In that article, Antunes named "Scoop" — Evelyn Waugh's bitingly satirical novel about English journalism — as a professional touchstone.

"It puts this industry in perspective," she said of the book.

"Never take yourself too seriously."

Antunes joined CNBC in 2012, at a time when its digital news site had a bare-bones, black-and-white appearance, with few images and graphics, and routinely relied on wire service copy for a large portion of its content.

During her two-year tenure, Antunes oversaw a dramatic redesign of the outlet's website, expanding the digital news staff and areas of coverage, and in the process increasing readership sharply and scoring a number of journalism awards.

One of her early hires there was Jeff Nash, now a managing editor at CNBC.

Nash called Antunes a "dynamo," who had an "infectious" enthusiasm "for telling great stories."

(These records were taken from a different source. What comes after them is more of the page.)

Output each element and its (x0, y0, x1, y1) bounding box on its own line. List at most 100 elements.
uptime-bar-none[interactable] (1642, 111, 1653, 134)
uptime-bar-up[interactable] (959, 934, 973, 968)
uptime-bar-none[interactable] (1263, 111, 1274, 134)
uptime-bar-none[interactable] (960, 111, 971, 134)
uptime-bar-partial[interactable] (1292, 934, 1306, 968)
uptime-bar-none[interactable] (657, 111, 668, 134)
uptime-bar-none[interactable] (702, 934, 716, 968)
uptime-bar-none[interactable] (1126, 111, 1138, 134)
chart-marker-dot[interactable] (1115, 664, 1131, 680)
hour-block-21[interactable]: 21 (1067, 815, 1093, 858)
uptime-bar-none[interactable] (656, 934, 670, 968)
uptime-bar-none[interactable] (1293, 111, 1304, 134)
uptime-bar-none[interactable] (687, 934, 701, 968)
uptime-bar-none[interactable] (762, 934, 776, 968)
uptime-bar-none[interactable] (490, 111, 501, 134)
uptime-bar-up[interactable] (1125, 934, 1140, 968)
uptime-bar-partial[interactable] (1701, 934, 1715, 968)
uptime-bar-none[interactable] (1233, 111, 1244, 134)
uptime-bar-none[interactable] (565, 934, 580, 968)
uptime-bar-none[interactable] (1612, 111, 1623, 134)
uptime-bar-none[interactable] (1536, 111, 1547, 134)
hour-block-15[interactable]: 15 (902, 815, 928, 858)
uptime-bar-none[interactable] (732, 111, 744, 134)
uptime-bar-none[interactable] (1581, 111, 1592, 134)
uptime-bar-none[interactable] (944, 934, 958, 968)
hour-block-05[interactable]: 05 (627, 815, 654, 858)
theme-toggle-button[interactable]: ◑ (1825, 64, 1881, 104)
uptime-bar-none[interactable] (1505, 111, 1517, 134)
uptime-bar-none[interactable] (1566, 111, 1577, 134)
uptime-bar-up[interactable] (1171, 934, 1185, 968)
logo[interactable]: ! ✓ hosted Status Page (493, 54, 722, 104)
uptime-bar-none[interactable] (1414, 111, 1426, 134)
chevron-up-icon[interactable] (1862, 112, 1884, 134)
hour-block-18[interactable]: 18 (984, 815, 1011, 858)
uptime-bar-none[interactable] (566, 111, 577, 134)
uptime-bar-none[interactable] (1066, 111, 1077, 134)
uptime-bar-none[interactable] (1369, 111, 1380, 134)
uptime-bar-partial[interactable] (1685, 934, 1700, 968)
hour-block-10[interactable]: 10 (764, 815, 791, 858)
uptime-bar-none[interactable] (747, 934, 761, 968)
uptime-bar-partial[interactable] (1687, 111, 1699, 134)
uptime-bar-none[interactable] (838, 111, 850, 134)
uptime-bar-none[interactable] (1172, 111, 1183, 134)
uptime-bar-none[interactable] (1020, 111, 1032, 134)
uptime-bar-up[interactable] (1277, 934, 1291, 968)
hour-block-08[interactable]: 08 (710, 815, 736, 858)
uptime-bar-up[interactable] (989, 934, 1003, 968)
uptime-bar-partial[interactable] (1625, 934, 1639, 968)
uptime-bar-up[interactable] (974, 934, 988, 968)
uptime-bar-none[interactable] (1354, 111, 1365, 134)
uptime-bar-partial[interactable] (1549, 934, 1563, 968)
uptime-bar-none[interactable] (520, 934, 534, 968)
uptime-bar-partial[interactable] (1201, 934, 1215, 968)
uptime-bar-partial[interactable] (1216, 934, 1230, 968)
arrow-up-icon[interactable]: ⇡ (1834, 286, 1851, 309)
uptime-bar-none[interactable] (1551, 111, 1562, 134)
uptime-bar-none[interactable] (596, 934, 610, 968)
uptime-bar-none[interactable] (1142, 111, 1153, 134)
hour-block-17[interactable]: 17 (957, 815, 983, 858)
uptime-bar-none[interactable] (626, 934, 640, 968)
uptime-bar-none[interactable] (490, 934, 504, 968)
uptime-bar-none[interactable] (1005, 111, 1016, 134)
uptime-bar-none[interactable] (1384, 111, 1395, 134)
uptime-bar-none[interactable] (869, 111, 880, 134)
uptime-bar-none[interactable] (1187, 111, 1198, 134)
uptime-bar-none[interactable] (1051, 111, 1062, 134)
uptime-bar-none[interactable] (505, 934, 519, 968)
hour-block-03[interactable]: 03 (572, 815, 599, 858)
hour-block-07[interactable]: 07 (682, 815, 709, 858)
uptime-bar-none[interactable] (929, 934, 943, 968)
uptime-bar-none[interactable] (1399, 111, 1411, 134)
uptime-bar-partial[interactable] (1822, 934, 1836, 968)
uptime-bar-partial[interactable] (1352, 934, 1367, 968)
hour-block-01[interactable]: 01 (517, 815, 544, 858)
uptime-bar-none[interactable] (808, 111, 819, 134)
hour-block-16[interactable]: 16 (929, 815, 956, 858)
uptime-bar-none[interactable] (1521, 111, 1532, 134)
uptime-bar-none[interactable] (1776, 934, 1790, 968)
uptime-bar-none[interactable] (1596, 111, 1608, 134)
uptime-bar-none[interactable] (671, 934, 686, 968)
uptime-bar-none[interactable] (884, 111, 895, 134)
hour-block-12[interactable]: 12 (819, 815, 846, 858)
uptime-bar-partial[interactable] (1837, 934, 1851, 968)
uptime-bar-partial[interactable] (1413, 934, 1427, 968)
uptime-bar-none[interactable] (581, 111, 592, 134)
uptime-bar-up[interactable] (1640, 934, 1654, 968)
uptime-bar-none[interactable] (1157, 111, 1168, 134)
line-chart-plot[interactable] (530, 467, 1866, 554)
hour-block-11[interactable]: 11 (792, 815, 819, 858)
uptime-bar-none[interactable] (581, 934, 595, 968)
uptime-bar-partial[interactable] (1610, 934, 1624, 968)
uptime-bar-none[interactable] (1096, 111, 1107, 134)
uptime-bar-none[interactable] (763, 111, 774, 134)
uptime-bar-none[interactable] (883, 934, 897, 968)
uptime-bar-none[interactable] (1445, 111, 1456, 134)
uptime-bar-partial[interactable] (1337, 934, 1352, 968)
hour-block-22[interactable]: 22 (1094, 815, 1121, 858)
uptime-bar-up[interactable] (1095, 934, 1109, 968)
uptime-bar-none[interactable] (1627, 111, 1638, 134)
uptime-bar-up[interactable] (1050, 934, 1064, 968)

"You learn a lot of things from Xana, but several of them rise above the rest. The first is how to identify a journalist's talents and skills — often ones that they might even be unaware of — and develop them," Nash wrote in an essay for Antunes' lifetime achievement award last fall.

"She wants the best stories and will hire people who are good at telling them, even when they don't fit the traditional mold of a business reporter," he wrote.

"And her reporters and editors know that she has their backs and wants them to succeed. This is how she built incredible newsrooms at Fortune, Crain's, CNBC, Quartz and others," he wrote.

"It's also why journalists gladly follow her wherever she goes — which is maybe the highest compliment of all."

In October, in what turned out to be her final Twitter post, Antunes pointed followers to a Quartz article about the recent death of a young colleague.

Her comment on the piece could easily serve as her own epitaph: "Remembering a strong, passionate, deeply caring woman who left us far too soon."